Rachal helped on nights and weekends. Three months and $65,000 later, the pair rolled a completely rebuilt classic American muscle car out of Weldon’s garage. They built Eleanor exactly like the one Nicolas Cage steals in the movie. In April 2005, they hauled her on a flatbed trailer to Florida and sold her for $108,000.
Word is out that rebuilding classic muscle cars is a lucrative business. Barrett-Jackson raked in $22 million at the Palm Beach auction and another $100 million at a big auction in Scottsdale, Ariz., according to
BusinessWeek Online.
The business of rebuilding American muscle cars is a world dominated by the ultra wealthy. “Everyone there is a billionaire except us,” Rachal says.

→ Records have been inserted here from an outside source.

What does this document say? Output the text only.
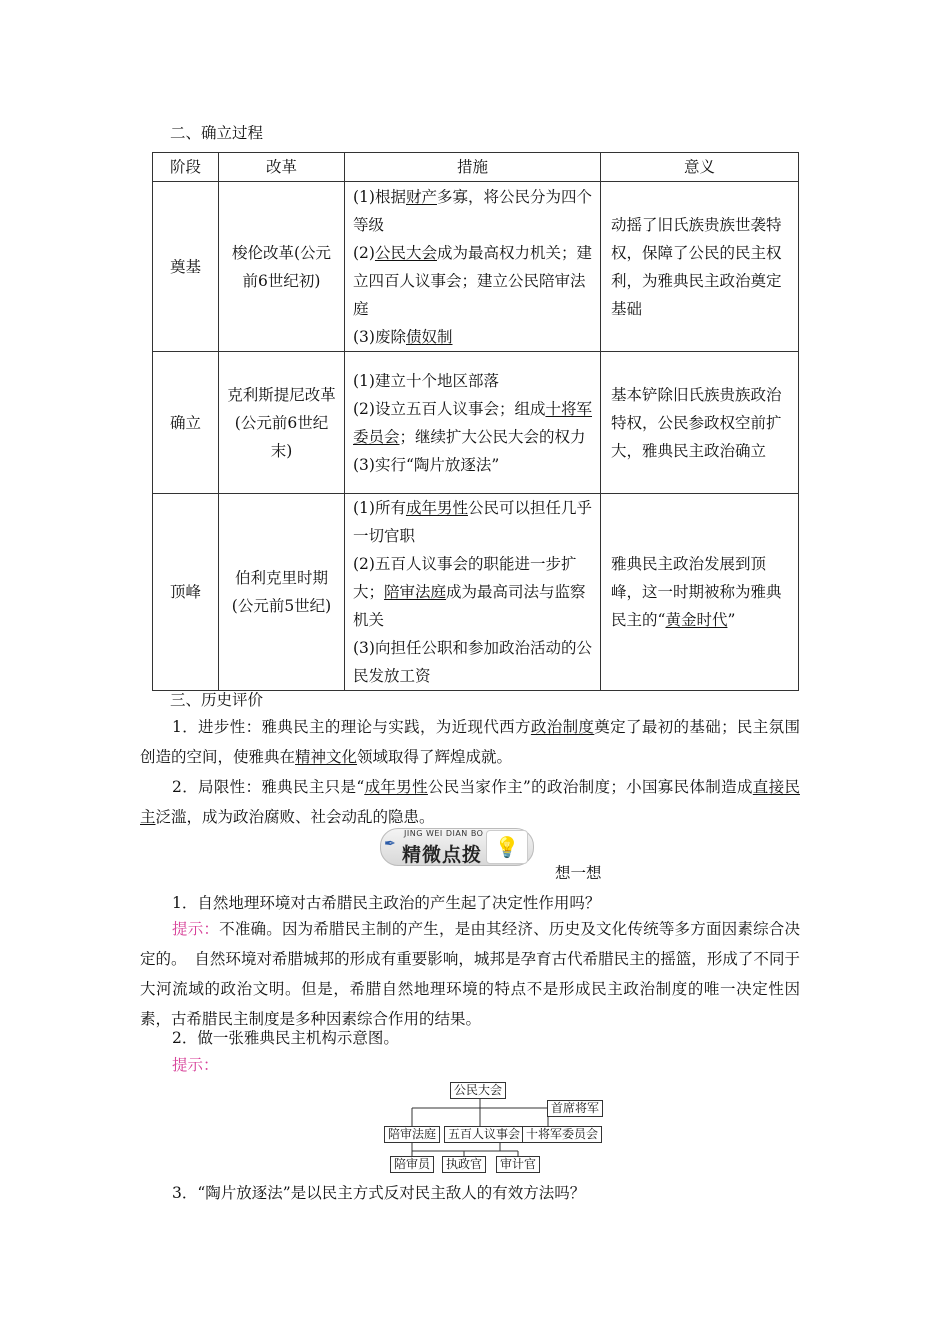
二、确立过程
阶段	改革	措施	意义
奠基	梭伦改革(公元前6世纪初)	(1)根据财产多寡，将公民分为四个等级
(2)公民大会成为最高权力机关；建立四百人议事会；建立公民陪审法庭
(3)废除债奴制	动摇了旧氏族贵族世袭特权，保障了公民的民主权利，为雅典民主政治奠定基础
确立	克利斯提尼改革(公元前6世纪末)	(1)建立十个地区部落
(2)设立五百人议事会；组成十将军委员会；继续扩大公民大会的权力
(3)实行“陶片放逐法”	基本铲除旧氏族贵族政治特权，公民参政权空前扩大，雅典民主政治确立
顶峰	伯利克里时期(公元前5世纪)	(1)所有成年男性公民可以担任几乎一切官职
(2)五百人议事会的职能进一步扩大；陪审法庭成为最高司法与监察机关
(3)向担任公职和参加政治活动的公民发放工资	雅典民主政治发展到顶峰，这一时期被称为雅典民主的“黄金时代”
三、历史评价
1．进步性：雅典民主的理论与实践，为近现代西方政治制度奠定了最初的基础；民主氛围创造的空间，使雅典在精神文化领域取得了辉煌成就。
2．局限性：雅典民主只是“成年男性公民当家作主”的政治制度；小国寡民体制造成直接民主泛滥，成为政治腐败、社会动乱的隐患。
✒
JING WEI DIAN BO
精微点拨 💡
想一想
1．自然地理环境对古希腊民主政治的产生起了决定性作用吗？
提示：不准确。因为希腊民主制的产生，是由其经济、历史及文化传统等多方面因素综合决定的。　自然环境对希腊城邦的形成有重要影响，城邦是孕育古代希腊民主的摇篮，形成了不同于大河流域的政治文明。但是，希腊自然地理环境的特点不是形成民主政治制度的唯一决定性因素，古希腊民主制度是多种因素综合作用的结果。
2．做一张雅典民主机构示意图。
提示：
公民大会
首席将军
陪审法庭 五百人议事会 十将军委员会
陪审员	执政官	审计官
3．“陶片放逐法”是以民主方式反对民主敌人的有效方法吗？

A month after selling that first car, which ended up in singer Shakira’s music video “Don’t Bother,” Weldon decided he’d build cars for a living. He leased a 3,000-square-foot shop off North Sherwood Forest Drive.
In November 2005, Rachal quit his job as a big truck mechanic and signed on as Weldon’s partner, giving up 40-hour weeks and a steady paycheck in exchange for 70-hour weeks and two paychecks a year.
“I just like building cars, and he needs some help,” Rachal says.
They rebuild their cars from scratch. Everything—brakes, engine, electrical system, transmission, air-conditioning, audio system—is brand new. Everything except for the all-important muscle car body.
Their rebuilt cars feel new, run new and drive new. But they are so authentic you wouldn’t be surprised to see Steve McQueen step out of the driver’s seat.
Weldon is the body man. Rachal is the nuts-and-bolts man.
“He does the more creative stuff,” Rachal says. “I do the engines and the wiring.”
This year, Weldon and Rachal sold two cars at the Scottsdale auction: a 1967 Mustang fastback for $141,000, and a 1968 Mustang Super Snake convertible for $99,600. They also sold a 1967 Shelby GT in Palm Beach that went for $109,000.
For next year’s auctions, they’re building four cars. They’re also expanding their business to include custom orders. custom-musclecars.com.